Thomaz (2007a) fomenta a aproximação da videorreportagem com o novo jornalismo. Para a autora,

o grande envolvimento na observação do real e a participação intensa em todas as etapas da produção, fazendo do videorrepórter um autor-exclusivo, permitem ao profissional intervir de diferentes formas na narrativa. Ele pode manter uma certa “neutralidade” ou vivenciar as realidades de seus personagens, imprimindo claramente suas percepções e juízos, como faziam os repórteres do Novo Jornalismo que lançavam-se a campo aberto para melhor sentir a realidade que iriam retratar (p. 119).

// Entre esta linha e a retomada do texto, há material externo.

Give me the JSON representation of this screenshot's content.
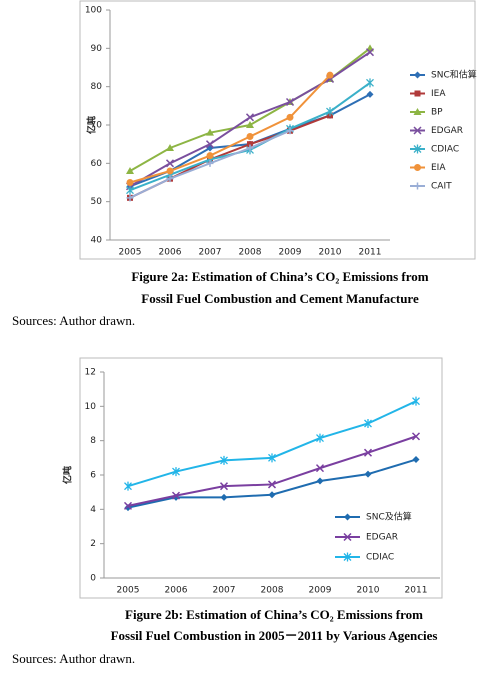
{
  "chart_data": [
    {
      "type": "line",
      "ylabel": "亿吨",
      "legend": "right",
      "grid": false,
      "categories": [
        "2005",
        "2006",
        "2007",
        "2008",
        "2009",
        "2010",
        "2011"
      ],
      "ylim": [
        40,
        100
      ],
      "yticks": [
        40,
        50,
        60,
        70,
        80,
        90,
        100
      ],
      "series": [
        {
          "name": "SNC和估算",
          "color": "#2e6fb5",
          "marker": "diamond",
          "values": [
            54,
            58,
            64,
            65,
            69,
            72.5,
            78
          ]
        },
        {
          "name": "IEA",
          "color": "#b03a3a",
          "marker": "square",
          "values": [
            51,
            56,
            61,
            65,
            68.5,
            72.5,
            null
          ]
        },
        {
          "name": "BP",
          "color": "#8db544",
          "marker": "triangle",
          "values": [
            58,
            64,
            68,
            70,
            76,
            82,
            90
          ]
        },
        {
          "name": "EDGAR",
          "color": "#7a4f9e",
          "marker": "x",
          "values": [
            54,
            60,
            65,
            72,
            76,
            82,
            89
          ]
        },
        {
          "name": "CDIAC",
          "color": "#3ab0c9",
          "marker": "star",
          "values": [
            53,
            57,
            61,
            63.5,
            69,
            73.5,
            81
          ]
        },
        {
          "name": "EIA",
          "color": "#f0923a",
          "marker": "circle",
          "values": [
            55,
            58,
            62,
            67,
            72,
            83,
            null
          ]
        },
        {
          "name": "CAIT",
          "color": "#9aaed6",
          "marker": "plus",
          "values": [
            51,
            56,
            60,
            64,
            68.5,
            null,
            null
          ]
        }
      ],
      "caption": [
        "Figure 2a: Estimation of China’s CO₂ Emissions from",
        "Fossil Fuel Combustion and Cement Manufacture"
      ],
      "source": "Sources: Author drawn."
    },
    {
      "type": "line",
      "ylabel": "亿吨",
      "legend": "lower right",
      "grid": false,
      "categories": [
        "2005",
        "2006",
        "2007",
        "2008",
        "2009",
        "2010",
        "2011"
      ],
      "ylim": [
        0,
        12
      ],
      "yticks": [
        0,
        2,
        4,
        6,
        8,
        10,
        12
      ],
      "series": [
        {
          "name": "SNC及估算",
          "color": "#1f6cb0",
          "marker": "diamond",
          "values": [
            4.1,
            4.7,
            4.7,
            4.85,
            5.65,
            6.05,
            6.9
          ]
        },
        {
          "name": "EDGAR",
          "color": "#7a3fa0",
          "marker": "x",
          "values": [
            4.2,
            4.8,
            5.35,
            5.45,
            6.4,
            7.3,
            8.25
          ]
        },
        {
          "name": "CDIAC",
          "color": "#22b5e8",
          "marker": "star",
          "values": [
            5.35,
            6.2,
            6.85,
            7.0,
            8.15,
            9.0,
            10.3
          ]
        }
      ],
      "caption": [
        "Figure 2b: Estimation of China’s CO₂ Emissions from",
        "Fossil Fuel Combustion in 2005－2011 by Various Agencies"
      ],
      "source": "Sources: Author drawn."
    }
  ]
}
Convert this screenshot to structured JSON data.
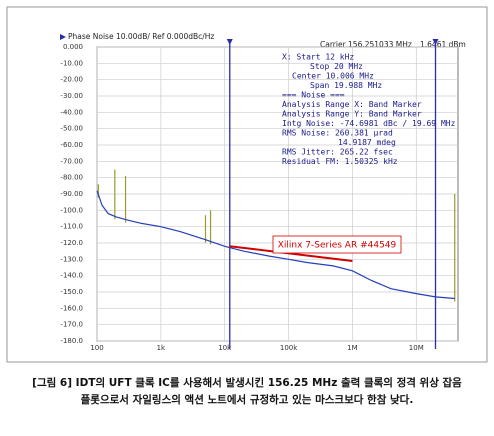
{
  "chart_data": {
    "type": "line",
    "title": "Phase Noise 10.00dB/ Ref 0.000dBc/Hz",
    "carrier": "Carrier 156.251033 MHz",
    "power": "1.6461 dBm",
    "info_lines": [
      "X: Start 12 kHz",
      "Stop 20 MHz",
      "Center 10.006 MHz",
      "Span 19.988 MHz",
      "=== Noise ===",
      "Analysis Range X: Band Marker",
      "Analysis Range Y: Band Marker",
      "Intg Noise: -74.6981 dBc / 19.69 MHz",
      "RMS Noise: 260.381 µrad",
      "14.9187 mdeg",
      "RMS Jitter: 265.22 fsec",
      "Residual FM: 1.50325 kHz"
    ],
    "log_x": true,
    "grid": true,
    "xlim": [
      100,
      45000000
    ],
    "xticks": [
      100,
      {
        "value": 1000,
        "label": "1k"
      },
      {
        "value": 10000,
        "label": "10k"
      },
      {
        "value": 100000,
        "label": "100k"
      },
      {
        "value": 1000000,
        "label": "1M"
      },
      {
        "value": 10000000,
        "label": "10M"
      }
    ],
    "ylim": [
      -180,
      0
    ],
    "yticks": [
      {
        "value": 0,
        "label": "0.000"
      },
      {
        "value": -10,
        "label": "-10.00"
      },
      {
        "value": -20,
        "label": "-20.00"
      },
      {
        "value": -30,
        "label": "-30.00"
      },
      {
        "value": -40,
        "label": "-40.00"
      },
      {
        "value": -50,
        "label": "-50.00"
      },
      {
        "value": -60,
        "label": "-60.00"
      },
      {
        "value": -70,
        "label": "-70.00"
      },
      {
        "value": -80,
        "label": "-80.00"
      },
      {
        "value": -90,
        "label": "-90.00"
      },
      {
        "value": -100,
        "label": "-100.0"
      },
      {
        "value": -110,
        "label": "-110.0"
      },
      {
        "value": -120,
        "label": "-120.0"
      },
      {
        "value": -130,
        "label": "-130.0"
      },
      {
        "value": -140,
        "label": "-140.0"
      },
      {
        "value": -150,
        "label": "-150.0"
      },
      {
        "value": -160,
        "label": "-160.0"
      },
      {
        "value": -170,
        "label": "-170.0"
      },
      {
        "value": -180,
        "label": "-180.0"
      }
    ],
    "series": [
      {
        "color": "#2340b8",
        "x": [
          100,
          120,
          150,
          200,
          300,
          500,
          1000,
          2000,
          5000,
          10000,
          20000,
          50000,
          100000,
          200000,
          500000,
          1000000,
          2000000,
          4000000,
          10000000,
          20000000,
          40000000
        ],
        "values": [
          -88,
          -97,
          -102,
          -104,
          -106,
          -108,
          -110,
          -113,
          -118,
          -122,
          -125,
          -128,
          -130,
          -132,
          -134,
          -137,
          -143,
          -148,
          -151,
          -153,
          -154
        ]
      }
    ],
    "spurs": {
      "color": "#9a9a30",
      "x": [
        105,
        190,
        280,
        5000,
        6000,
        40000000
      ],
      "values": [
        -84,
        -75,
        -79,
        -103,
        -100,
        -90
      ]
    },
    "markers": {
      "color": "#2b2bb0",
      "x": [
        12000,
        20000000
      ]
    },
    "annotation": {
      "text": "Xilinx 7-Series AR #44549",
      "color": "#d00000",
      "x": [
        12000,
        1000000
      ],
      "values": [
        -122,
        -131
      ]
    },
    "caption": [
      "[그림 6] IDT의 UFT 클록 IC를 사용해서 발생시킨 156.25 MHz 출력 클록의 정격 위상 잡음",
      "플롯으로서 자일링스의 액션 노트에서 규정하고 있는 마스크보다 한참 낮다."
    ]
  }
}
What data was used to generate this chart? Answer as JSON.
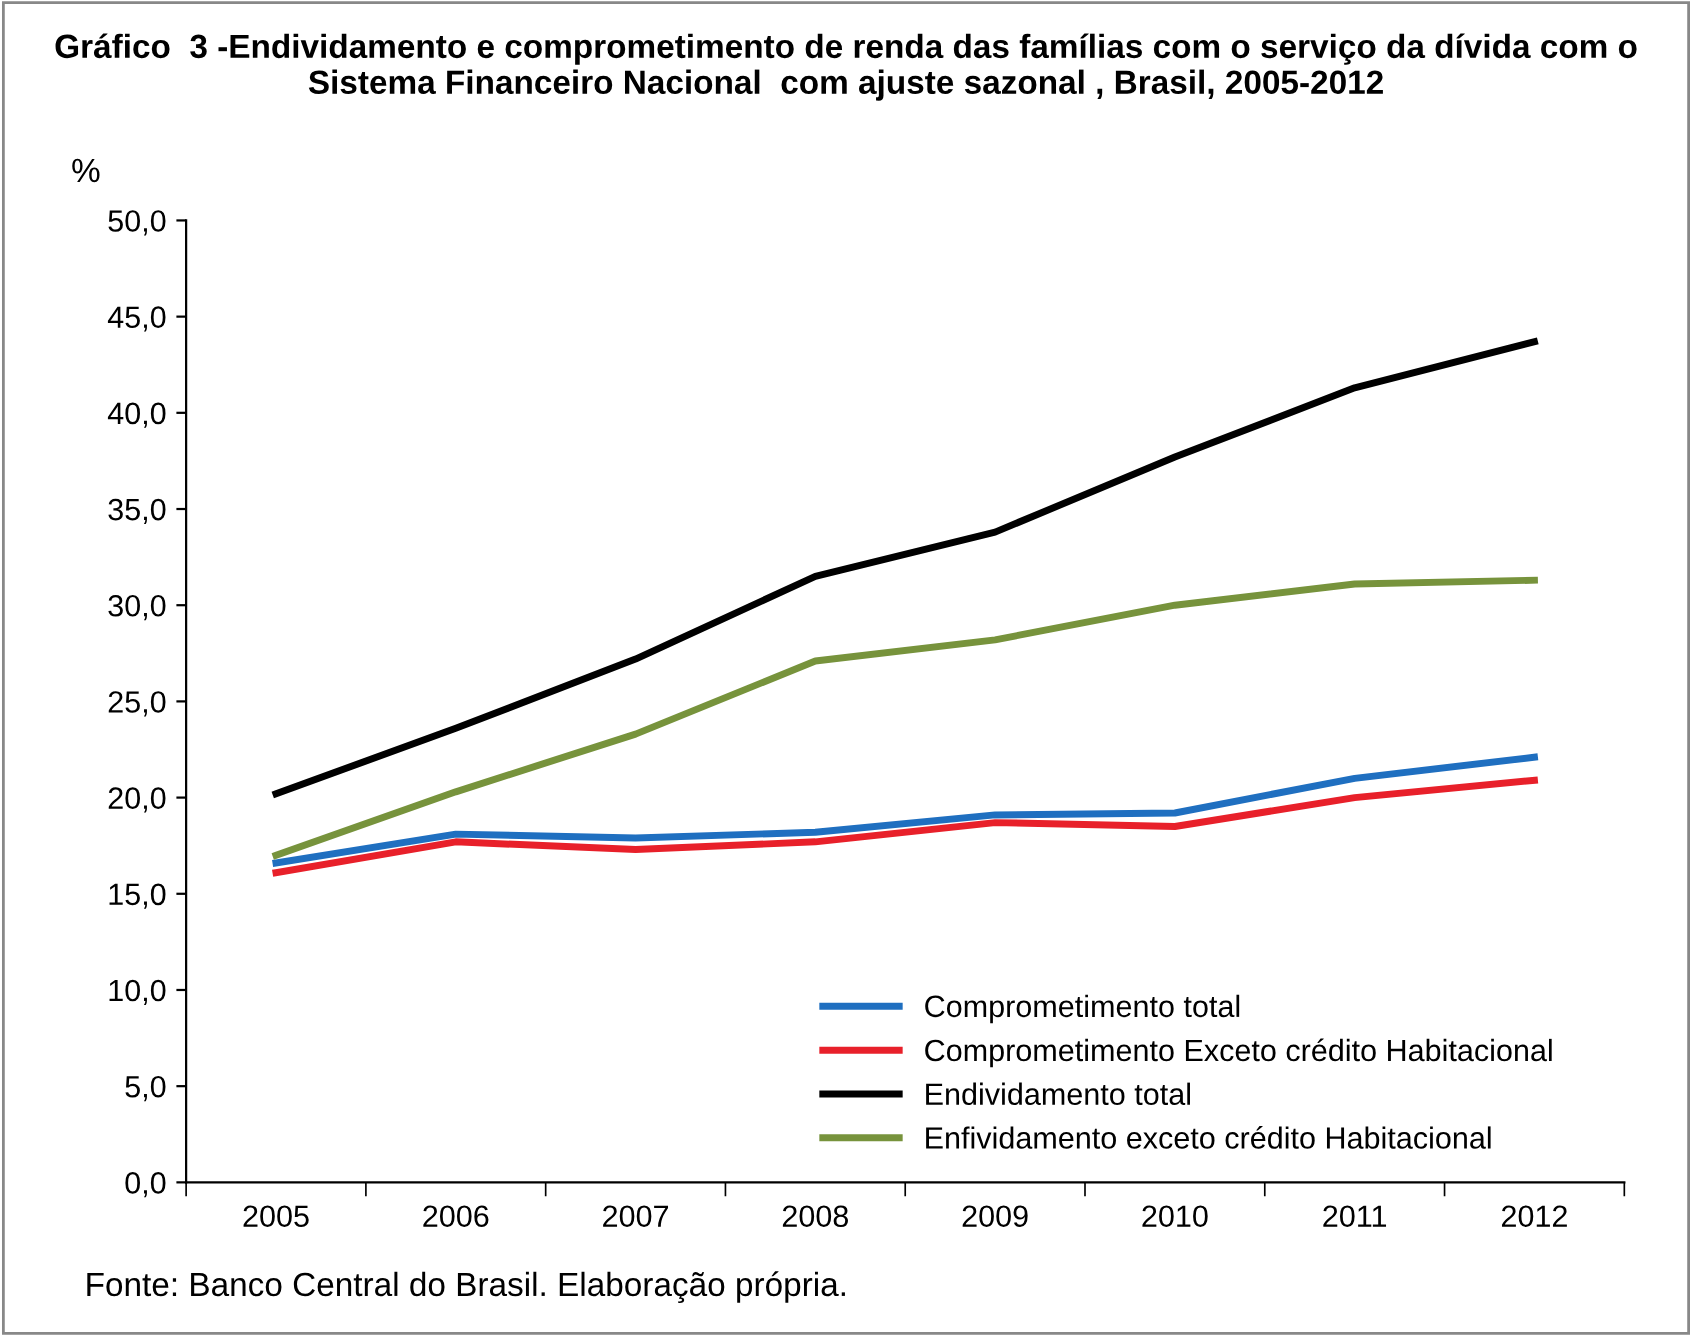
{
  "chart_data": {
    "type": "line",
    "title": "Gráfico  3 -Endividamento e comprometimento de renda das famílias com o serviço da dívida com o Sistema Financeiro Nacional  com ajuste sazonal , Brasil, 2005-2012",
    "ylabel": "%",
    "categories": [
      "2005",
      "2006",
      "2007",
      "2008",
      "2009",
      "2010",
      "2011",
      "2012"
    ],
    "series": [
      {
        "name": "Comprometimento total",
        "color": "#1f6fc0",
        "values": [
          16.6,
          18.1,
          17.9,
          18.2,
          19.1,
          19.2,
          21.0,
          22.1
        ]
      },
      {
        "name": "Comprometimento Exceto crédito Habitacional",
        "color": "#e8202a",
        "values": [
          16.1,
          17.7,
          17.3,
          17.7,
          18.7,
          18.5,
          20.0,
          20.9
        ]
      },
      {
        "name": "Endividamento total",
        "color": "#000000",
        "values": [
          20.2,
          23.6,
          27.2,
          31.5,
          33.8,
          37.7,
          41.3,
          43.7
        ]
      },
      {
        "name": "Enfividamento exceto crédito Habitacional",
        "color": "#77933c",
        "values": [
          17.0,
          20.3,
          23.3,
          27.1,
          28.2,
          30.0,
          31.1,
          31.3
        ]
      }
    ],
    "ylim": [
      0,
      50
    ],
    "yticks": [
      {
        "value": 0,
        "label": "0,0"
      },
      {
        "value": 5,
        "label": "5,0"
      },
      {
        "value": 10,
        "label": "10,0"
      },
      {
        "value": 15,
        "label": "15,0"
      },
      {
        "value": 20,
        "label": "20,0"
      },
      {
        "value": 25,
        "label": "25,0"
      },
      {
        "value": 30,
        "label": "30,0"
      },
      {
        "value": 35,
        "label": "35,0"
      },
      {
        "value": 40,
        "label": "40,0"
      },
      {
        "value": 45,
        "label": "45,0"
      },
      {
        "value": 50,
        "label": "50,0"
      }
    ],
    "legend": "bottom right",
    "marker": "none",
    "line_style": "solid",
    "annotations": [
      "Fonte: Banco Central do Brasil. Elaboração própria."
    ]
  }
}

Adotando a tipologia do narrador de Norman Friedman, Thomaz sugere que o videorrepórter está enquadrado em diferentes categorias do foco narrativo, sendo elas: 1) “narrador onisciente intruso”, aquele que tem a liberdade de narrar adotando um ponto de vista pessoal; “narrador onisciente neutro” que fala em terceira pessoa, permitindo uma impressão de objetividade e de neutralidade; “narrador-testemunha”, o que narra em primeira pessoa e participa da ação; e o narrador-protagonista, quando ele é o personagem central e limita sua expressão às percepções, pensamentos e sentimentos.

Na relação com o telejornalismo, a videojornalismo aparece então como uma opção alternativa, através da qual é possível experimentar diferentes modos de composição, diferentes formas de construção de videorreportagens. Sendo assim, não podemos falar de uma essência da videorreportagem, mas de variações. Considerando historicamente sua formação articulada a um contexto mais amplo do jornalismo e do documentário, e que, nesta terceira fase, a videorreportagem se descola dos telejornais para dar forma a programas específicos, suspeitamos que a videorreportagem seja um novo subgênero televisivo em formação.

Consideremos, por exemplo, a discussão sobre autoria na videorreportagem. Representa um problema para o jornalismo, uma disputa na construção de valores como objetividade e imparcialidade. Desde a sua formação, o videojornalismo incorpora a autoria como premissa. Mas nos anos 80, o sentido de autoria na videorreportagem fora marcado pela possibilidade de criação solitária, quando a videorreportagem, ainda que retoricamente, se apresentava como uma produção executada por um só jornalista. Com a criação de programas de videorreportagem, entendemos que o sentido de autoria é

atualizado, dadas as próprias condições de produção, que não mais utiliza o trabalho solitário, mas assume a composição de uma equipe.